The average GC content in the Hsp60 genes ranges from 0.41±0.13 (Apicomplexa) to 0.67±0.04 (Actinobacteria) (Figure 4a). As can be seen, the average GC content of almost all Hsp60 genes is comparable to or exceeds the average genomic background. In turn, the opposite is observed for Euryarchaeota. The upward trend in the GC content in the Hsp60 genes may be associated with recombination (GC-biased gene conversion)46,47, repair48, and the environmental changes49,50, in which there is an increase in the frequency of AT→GC substitutions. Thus, it can be assumed that the Hsp60 gene is tightly controlled by DNA repair systems that protect the genetic material from mutations.
To determine the contribution of each of three codon positions to the total GC content of Hsp60 genes from 17 phyla, the GC1, GC2, and GC3 contents were calculated. The average GC1 values vary from 0.49±0.06 (Apicomplexa) to 0.69±0.02 (Actinobacteria), and their contribution to the total GC content of Hsp60 genes is moderate (Figure 4b). At the same time, GC2 in the range from 0.36±0.03 (Apicomplexa) to 0.44±0.02 (Basidiomycota) were the least variable and practically did not affect the GC composition of the Hsp60 genes. These results are obvious since the second codon position is the most conserved. GC3 values vary from 0.25±0.15 (Firmicutes) to 0.9±0.11 (Actinobacteria), which indicates a mutation bias51. It should be noted that starting from Euryarchaeota, the average GC3 values of the Hsp60 genes increase sharply (Figure 4b), and the average GC content becomes more than 0.5 (Figure 4a).

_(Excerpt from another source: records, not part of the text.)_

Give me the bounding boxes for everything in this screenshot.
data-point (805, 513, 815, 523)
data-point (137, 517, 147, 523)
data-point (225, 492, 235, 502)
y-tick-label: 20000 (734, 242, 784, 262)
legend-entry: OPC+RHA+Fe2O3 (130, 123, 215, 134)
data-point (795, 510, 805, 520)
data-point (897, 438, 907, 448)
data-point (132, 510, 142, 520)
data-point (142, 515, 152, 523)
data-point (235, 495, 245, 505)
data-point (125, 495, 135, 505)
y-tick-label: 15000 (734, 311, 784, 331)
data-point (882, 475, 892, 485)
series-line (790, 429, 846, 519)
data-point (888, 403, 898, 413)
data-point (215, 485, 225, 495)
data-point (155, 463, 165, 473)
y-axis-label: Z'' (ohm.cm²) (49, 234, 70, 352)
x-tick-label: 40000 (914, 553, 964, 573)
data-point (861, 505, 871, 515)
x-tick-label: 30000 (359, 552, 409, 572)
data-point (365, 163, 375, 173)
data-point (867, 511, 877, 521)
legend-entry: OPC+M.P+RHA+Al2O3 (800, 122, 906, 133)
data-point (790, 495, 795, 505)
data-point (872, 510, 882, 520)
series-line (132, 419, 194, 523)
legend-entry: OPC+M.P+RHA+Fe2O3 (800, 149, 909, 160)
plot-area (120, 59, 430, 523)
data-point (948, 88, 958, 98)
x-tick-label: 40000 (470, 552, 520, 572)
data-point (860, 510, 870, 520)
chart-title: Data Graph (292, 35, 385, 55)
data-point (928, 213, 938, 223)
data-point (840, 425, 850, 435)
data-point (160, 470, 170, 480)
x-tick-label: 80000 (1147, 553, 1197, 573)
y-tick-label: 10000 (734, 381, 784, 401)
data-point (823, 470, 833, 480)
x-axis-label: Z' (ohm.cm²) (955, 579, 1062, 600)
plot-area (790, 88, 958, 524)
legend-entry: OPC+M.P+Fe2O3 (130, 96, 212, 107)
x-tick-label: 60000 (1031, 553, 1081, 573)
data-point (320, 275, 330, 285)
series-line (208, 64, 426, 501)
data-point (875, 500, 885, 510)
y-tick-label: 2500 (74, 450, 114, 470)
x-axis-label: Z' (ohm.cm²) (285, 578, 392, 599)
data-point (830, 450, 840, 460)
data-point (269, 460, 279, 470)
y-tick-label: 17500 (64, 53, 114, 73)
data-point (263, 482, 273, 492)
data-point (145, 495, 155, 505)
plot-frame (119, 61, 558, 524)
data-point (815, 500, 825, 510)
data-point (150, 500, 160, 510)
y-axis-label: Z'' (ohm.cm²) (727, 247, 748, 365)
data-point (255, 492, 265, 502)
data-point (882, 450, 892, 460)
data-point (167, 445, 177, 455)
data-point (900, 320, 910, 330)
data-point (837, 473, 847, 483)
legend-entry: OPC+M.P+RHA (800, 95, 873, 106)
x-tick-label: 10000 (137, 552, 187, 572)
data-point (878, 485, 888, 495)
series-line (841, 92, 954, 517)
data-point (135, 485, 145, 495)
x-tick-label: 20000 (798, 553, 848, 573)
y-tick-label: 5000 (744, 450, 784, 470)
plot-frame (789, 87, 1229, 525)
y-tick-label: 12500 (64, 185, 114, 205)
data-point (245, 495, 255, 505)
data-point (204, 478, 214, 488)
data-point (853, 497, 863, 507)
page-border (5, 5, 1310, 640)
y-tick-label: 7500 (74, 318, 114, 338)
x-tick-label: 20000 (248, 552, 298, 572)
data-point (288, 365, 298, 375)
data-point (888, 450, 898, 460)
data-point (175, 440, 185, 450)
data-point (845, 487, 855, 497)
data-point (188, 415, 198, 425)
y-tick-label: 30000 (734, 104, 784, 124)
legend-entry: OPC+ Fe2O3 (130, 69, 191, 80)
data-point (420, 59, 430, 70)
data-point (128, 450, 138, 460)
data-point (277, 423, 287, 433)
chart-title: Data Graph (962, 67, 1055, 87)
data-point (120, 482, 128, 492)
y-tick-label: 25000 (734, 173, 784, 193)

The substitution of nucleotides at the third position of the codon, caused by point mutations or repair processes, does not change the amino acid, but only indicates the mutational pressure for codon usage. According to the theory35, mutational pressure tends to push the GC content in a gene/genome towards equilibrium (neutrality of codon usage), reducing the heterogeneity caused by natural selection34. Equilibrium of the nucleotide composition of the gene/genome, in which selective constraints (factors that reduced the evolutionary divergence of the functional sequence) do not affect the GC content, is achieved when the frequencies of the AT→GC and GC→AT mutations are equal34. These mutations can be fixed or removed from the population by natural selection and random genetic drift35. The frequencies of the AT→GC and GC→AT mutations at the third position of the codons also reflect the direction of the mutational pressure. In general, the GC3 value is less than 0.5 when the gene is under the influence of AT pressure, andvice versa 52. Thus, we can initially identify two groups of Hsp60 genes that differ in the direction of mutational pressure (Figure 4b). The AT-group includes Apicomplexa, Chlamydiae, Firmicutes, Streptophyta, Nematoda, Bacteroidetes, Mollusca, Cyanobacteria, and Chordata, which have an average total GC content of less than 0.5 in the Hsp60 genes. In turn, the phyla Euryarchaeota, Arthropoda, Ascomycota, Proteobacteria, Euglenozoa, Basidiomycota, Chlorophyta, and Actinobacteria form a GC-group with an average total GC content of more than 0.5. However, the threshold of 0.5 is nominal due to the imbalance between the rates of mutation and repair processes53. Therefore, a neutrality analysis was carried out to clarify the direction of the mutational pressure and to reveal the degree of its influence on the codon usage with the determination of the equilibrium point (Figure 5).